Jeder andere Charakter ist wunderbar ausgearbeitet und hat eine besondere Farbe. Sicher typische Charaktere, die man in Filmen finden kann, aber hier toll zusammengestellt und in keiner Weise langweilig.

Hintergrund: Natürlich fehlt die Erklärung, warum und wieso es zu der ersten Nacht kam und warum alle Toten wieder auferstehen. Komischerweise hat mich das nicht im geringsten gestört. Der Autor hat es geschafft, die Trostlosigkeit gepaart mit dem Überlebenskampf der Menschen den Grund in den Hintergrund rücken zu lassen. Frei nach dem Motto: Ändern kann man es sowieso nicht. Die Beschreibung der Umgebung und der Zombies ist sehr gut, sodass man sich alles sehr bildhaft vorstellen kann.

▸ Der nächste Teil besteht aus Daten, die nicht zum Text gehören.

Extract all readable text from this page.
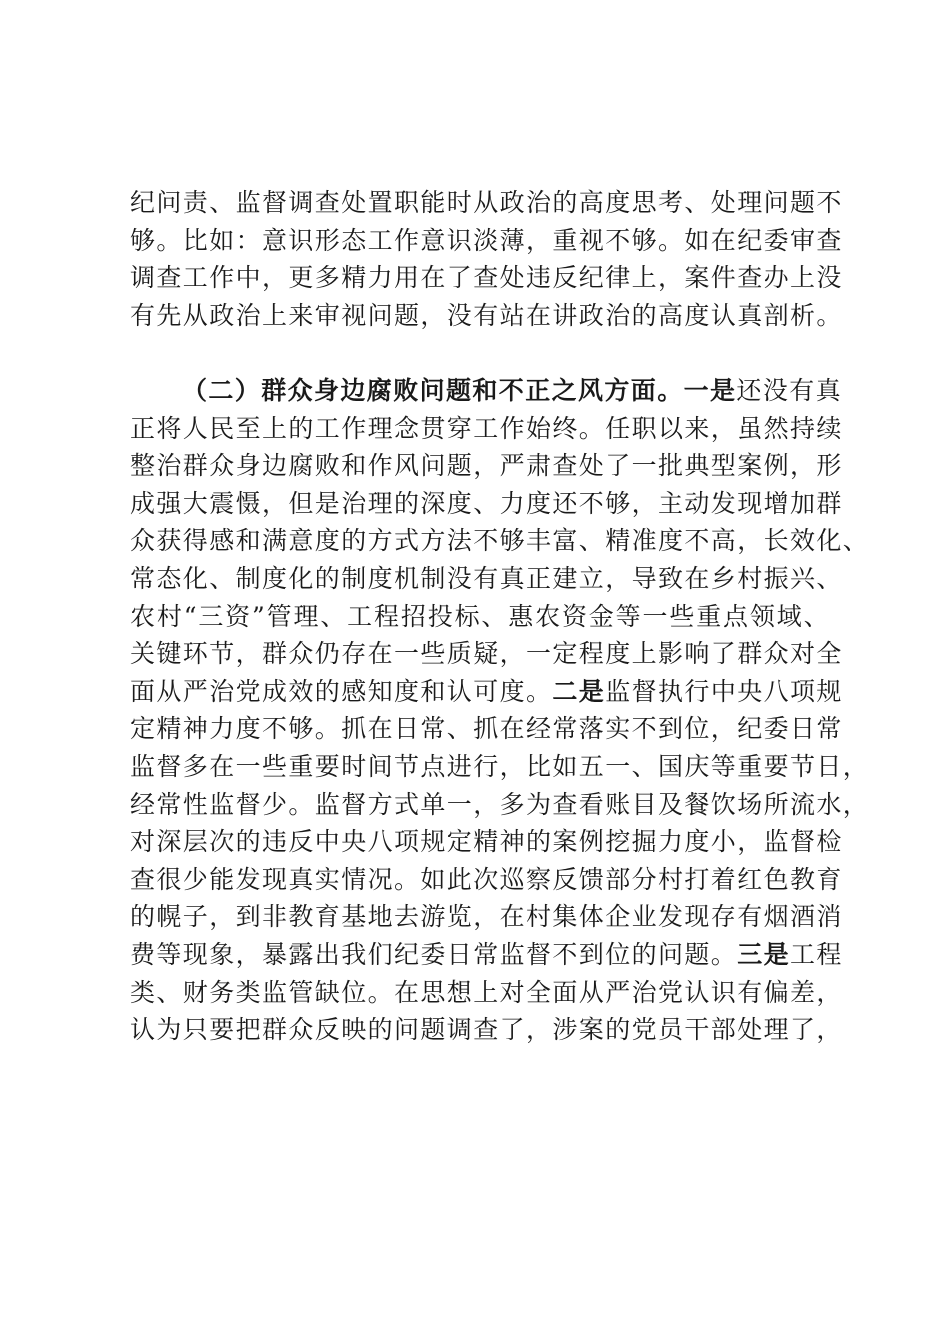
纪问责、监督调查处置职能时从政治的高度思考、处理问题不
够。比如：意识形态工作意识淡薄，重视不够。如在纪委审查
调查工作中，更多精力用在了查处违反纪律上，案件查办上没
有先从政治上来审视问题，没有站在讲政治的高度认真剖析。
（二）群众身边腐败问题和不正之风方面。一是还没有真
正将人民至上的工作理念贯穿工作始终。任职以来，虽然持续
整治群众身边腐败和作风问题，严肃查处了一批典型案例，形
成强大震慑，但是治理的深度、力度还不够，主动发现增加群
众获得感和满意度的方式方法不够丰富、精准度不高，长效化、
常态化、制度化的制度机制没有真正建立，导致在乡村振兴、
农村“三资”管理、工程招投标、惠农资金等一些重点领域、
关键环节，群众仍存在一些质疑，一定程度上影响了群众对全
面从严治党成效的感知度和认可度。二是监督执行中央八项规
定精神力度不够。抓在日常、抓在经常落实不到位，纪委日常
监督多在一些重要时间节点进行，比如五一、国庆等重要节日，
经常性监督少。监督方式单一，多为查看账目及餐饮场所流水，
对深层次的违反中央八项规定精神的案例挖掘力度小，监督检
查很少能发现真实情况。如此次巡察反馈部分村打着红色教育
的幌子，到非教育基地去游览，在村集体企业发现存有烟酒消
费等现象，暴露出我们纪委日常监督不到位的问题。三是工程
类、财务类监管缺位。在思想上对全面从严治党认识有偏差，
认为只要把群众反映的问题调查了，涉案的党员干部处理了，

Gerade die ander Sicht der Zombies, diese menschliche Sicht, bringt Maberry sehr gut herüber. Ich hatte sogar Mitleid mit den lebenden Toten.

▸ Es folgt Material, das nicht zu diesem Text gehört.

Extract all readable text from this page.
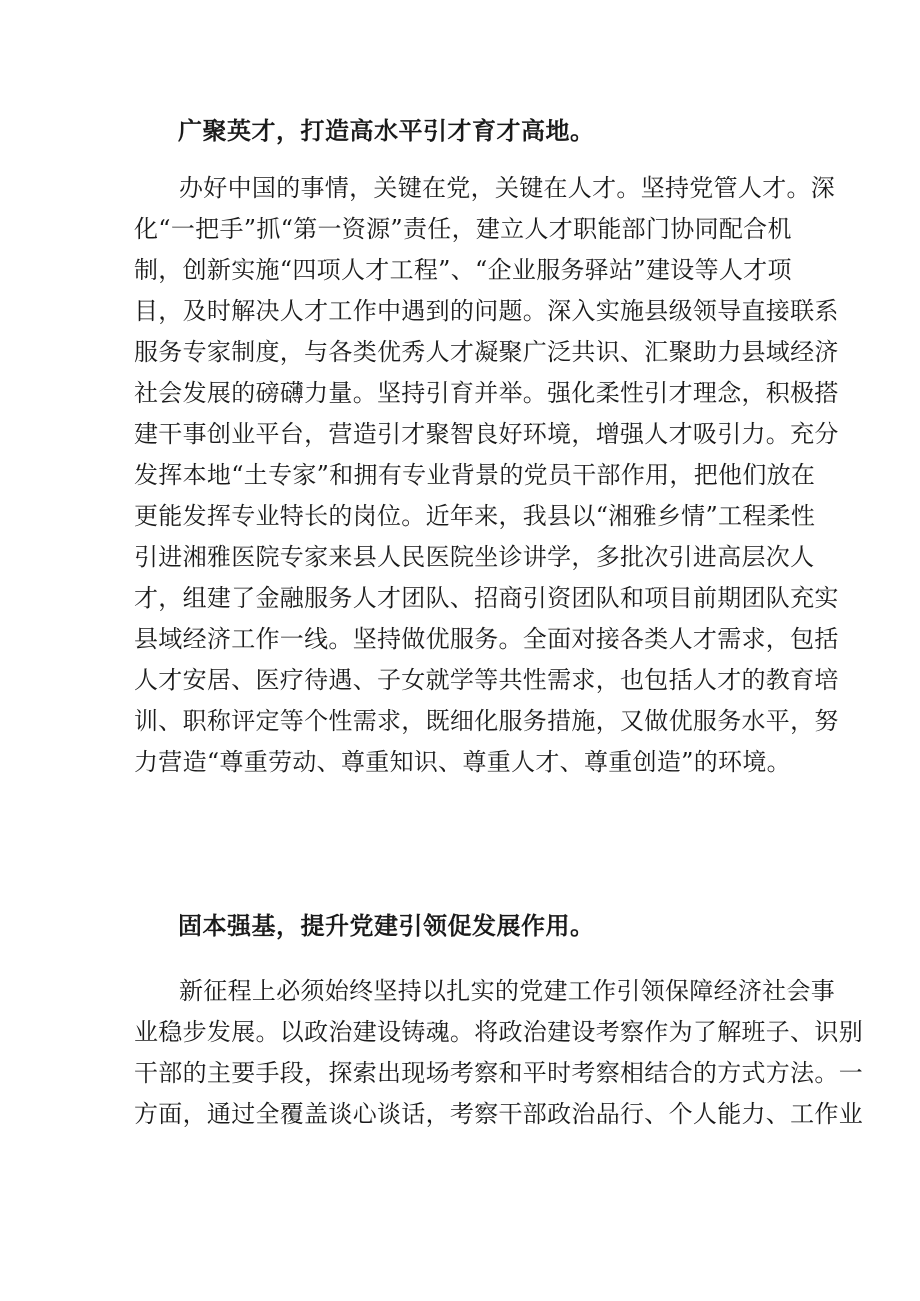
广聚英才，打造高水平引才育才高地。
办好中国的事情，关键在党，关键在人才。坚持党管人才。深
化“一把手”抓“第一资源”责任，建立人才职能部门协同配合机
制，创新实施“四项人才工程”、“企业服务驿站”建设等人才项
目，及时解决人才工作中遇到的问题。深入实施县级领导直接联系
服务专家制度，与各类优秀人才凝聚广泛共识、汇聚助力县域经济
社会发展的磅礴力量。坚持引育并举。强化柔性引才理念，积极搭
建干事创业平台，营造引才聚智良好环境，增强人才吸引力。充分
发挥本地“土专家”和拥有专业背景的党员干部作用，把他们放在
更能发挥专业特长的岗位。近年来，我县以“湘雅乡情”工程柔性
引进湘雅医院专家来县人民医院坐诊讲学，多批次引进高层次人
才，组建了金融服务人才团队、招商引资团队和项目前期团队充实
县域经济工作一线。坚持做优服务。全面对接各类人才需求，包括
人才安居、医疗待遇、子女就学等共性需求，也包括人才的教育培
训、职称评定等个性需求，既细化服务措施，又做优服务水平，努
力营造“尊重劳动、尊重知识、尊重人才、尊重创造”的环境。
固本强基，提升党建引领促发展作用。
新征程上必须始终坚持以扎实的党建工作引领保障经济社会事
业稳步发展。以政治建设铸魂。将政治建设考察作为了解班子、识别
干部的主要手段，探索出现场考察和平时考察相结合的方式方法。一
方面，通过全覆盖谈心谈话，考察干部政治品行、个人能力、工作业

Fazit: Wow! Das hatte ich nicht erwartet und ich beglückwünsche Thienemann zu diesem guten Buch. Hoffentlich werden die Fortsetzungen auch erscheinen und genau so gut sein. Vor allem auf ein Wiedersehen mit Tom freu ich mich. Wer viele blutige Szenen erwartet, sollte nicht zu viel erwarten. Es gibt blutige, erschütternde Szenen, aber in erster Linie empfand ich es als eine Story, die sich um die beiden Brüder dreht. Wer aufgrund des Klappentextes eine Liebesgeschichte zu finden meint, wird enttäuscht werden. Benny verliebt sich zwar schon, aber das Hauptaugenmerk liegt eben nicht in der Lovestory, die ich nur am Rande wahrgenommen habe. Auf jeden Fall bekommt Lost Land eine Leseempfehlung von mir. Nach diesem Buch werde ich Zombies wohl nie mehr als blutrünstige Monster ansehen können. Herr Maberry hat meine Sichtweise geändert. Auch wenn man sich diesem Genre bisher nicht genähert hat, dürfte man von der Story mitgerissen werden.